The report of VNDirect Research has pointed out 5 major impacts of this action on the Vietnamese economy and stock market.
Firstly, the tightening global financial situation reduces the growth prospects of the world economy, leading to lower demand for Vietnamese exports. The Fed's tightening of monetary policy will increase lending interest rates in USD, thereby reducing people's consumption demand as well as weakening the need for businesses to expand investment. Therefore, Vietnam's export activities may slow down in the coming quarters as consumers in key export markets such as the US and Europe tighten spending.
Second, VND deposit interest rates are under increasing pressure in the last months of the year. As of the end of May 2022, the interest rates for 3-month and 12-month deposits of state-owned banks remain unchanged compared to the end of 2021, while the interest rates for 3-month deposits and 12-month deposits of private banks increased by 20 basis points and 23 basis points respectively compared to the end of 2021.
VNDirect Research believes that deposit interest rates will continue to increase from now until the end of 2022 due to increased USD interest rates and increased inflationary pressures in Vietnam in the coming quarters. However, the increase will not be large with the forecast of interest rates increasing by about 30-50 basis points from now until the end of the year.
12-month term deposit interest rates of commercial banks may increase to 6.0-6.2%/year by the end of 2022 (currently at an average of 5.7%/year), still lower than the pre-pandemic rate of 7.0%/year.
Third, the increase in USD interest rates puts pressure on the foreign debt repayment obligations of the Vietnamese Government and enterprises.

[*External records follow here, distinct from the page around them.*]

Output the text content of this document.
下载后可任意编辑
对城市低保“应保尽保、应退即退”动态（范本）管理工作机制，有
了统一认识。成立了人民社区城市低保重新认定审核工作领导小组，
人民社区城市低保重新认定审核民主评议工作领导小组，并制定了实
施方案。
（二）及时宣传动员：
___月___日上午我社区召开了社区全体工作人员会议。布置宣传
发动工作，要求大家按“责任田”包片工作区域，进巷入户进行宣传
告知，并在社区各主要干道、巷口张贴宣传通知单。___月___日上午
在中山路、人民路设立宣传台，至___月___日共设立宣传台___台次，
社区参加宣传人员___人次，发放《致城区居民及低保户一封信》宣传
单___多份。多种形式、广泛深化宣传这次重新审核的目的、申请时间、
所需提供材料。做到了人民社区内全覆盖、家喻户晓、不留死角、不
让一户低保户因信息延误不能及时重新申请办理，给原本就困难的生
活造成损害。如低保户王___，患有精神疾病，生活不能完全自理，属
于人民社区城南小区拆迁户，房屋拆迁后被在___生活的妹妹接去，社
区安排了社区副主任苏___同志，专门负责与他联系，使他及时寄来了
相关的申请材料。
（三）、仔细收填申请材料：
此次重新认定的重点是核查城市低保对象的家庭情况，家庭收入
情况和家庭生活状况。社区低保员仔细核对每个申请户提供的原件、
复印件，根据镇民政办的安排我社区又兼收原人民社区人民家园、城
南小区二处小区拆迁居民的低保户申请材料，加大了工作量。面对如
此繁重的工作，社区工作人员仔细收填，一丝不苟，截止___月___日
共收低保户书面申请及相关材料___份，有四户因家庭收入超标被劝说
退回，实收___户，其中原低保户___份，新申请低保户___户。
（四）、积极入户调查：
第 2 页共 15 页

According to VNDirect Research's estimate, Vietnam's foreign debt will account for 39% of GDP by the end of 2021. In the context of tighter liquidity in the international financial market, the Government and Vietnamese enterprises will find it difficult to mobilize capital in the international market and have to pay high interest rates.

Fourth, in theory, foreign direct investment flows (FIIs) may be negatively affected by the taper tantrum (a plan to pull the carbon out of the economic stimulus machine by reducing the amount of bonds purchased by the Fed gradually and over the long period before).
However, the Vietnamese stock market has also witnessed a sharp decline in the past 2 months, pushing the valuation of stock indexes back to an attractive position when compared to the history and stock markets in the region. Attractive valuation will stimulate foreign capital flows into Vietnamese stocks and somewhat reduce the impact of "taper tantrum".
Fifth, the strong USD puts pressure on Vietnam's exchange rate. The strong USD has caused the USD/VND exchange rate to increase by 1.7% since the beginning of the year. However, VND is still one of the most stable currencies in the region.
The report stated that the basic factors to keep the VND stable in recent years have been maintained, including improved trade surplus and high foreign exchange reserves. VNDirect Research expects the trade surplus to increase to 7.2 billion USD in 2022 from 3.3 billion USD in 2021.
In addition, stable growth in FDI disbursement and abundant remittances also contribute to stabilizing the foreign exchange market. Therefore, the USD/VND exchange rate is forecast to increase by no more than 2% in the whole year of 2022.
Meanwhile, BSC Securities believes that in the medium and long term, the US stock market will be under pressure when tightening monetary policy reduces economic growth expectations. Vietnamese stocks may also be affected similarly in the medium and long term. Therefore, BSC recommends that investors be cautious in the following trading sessions.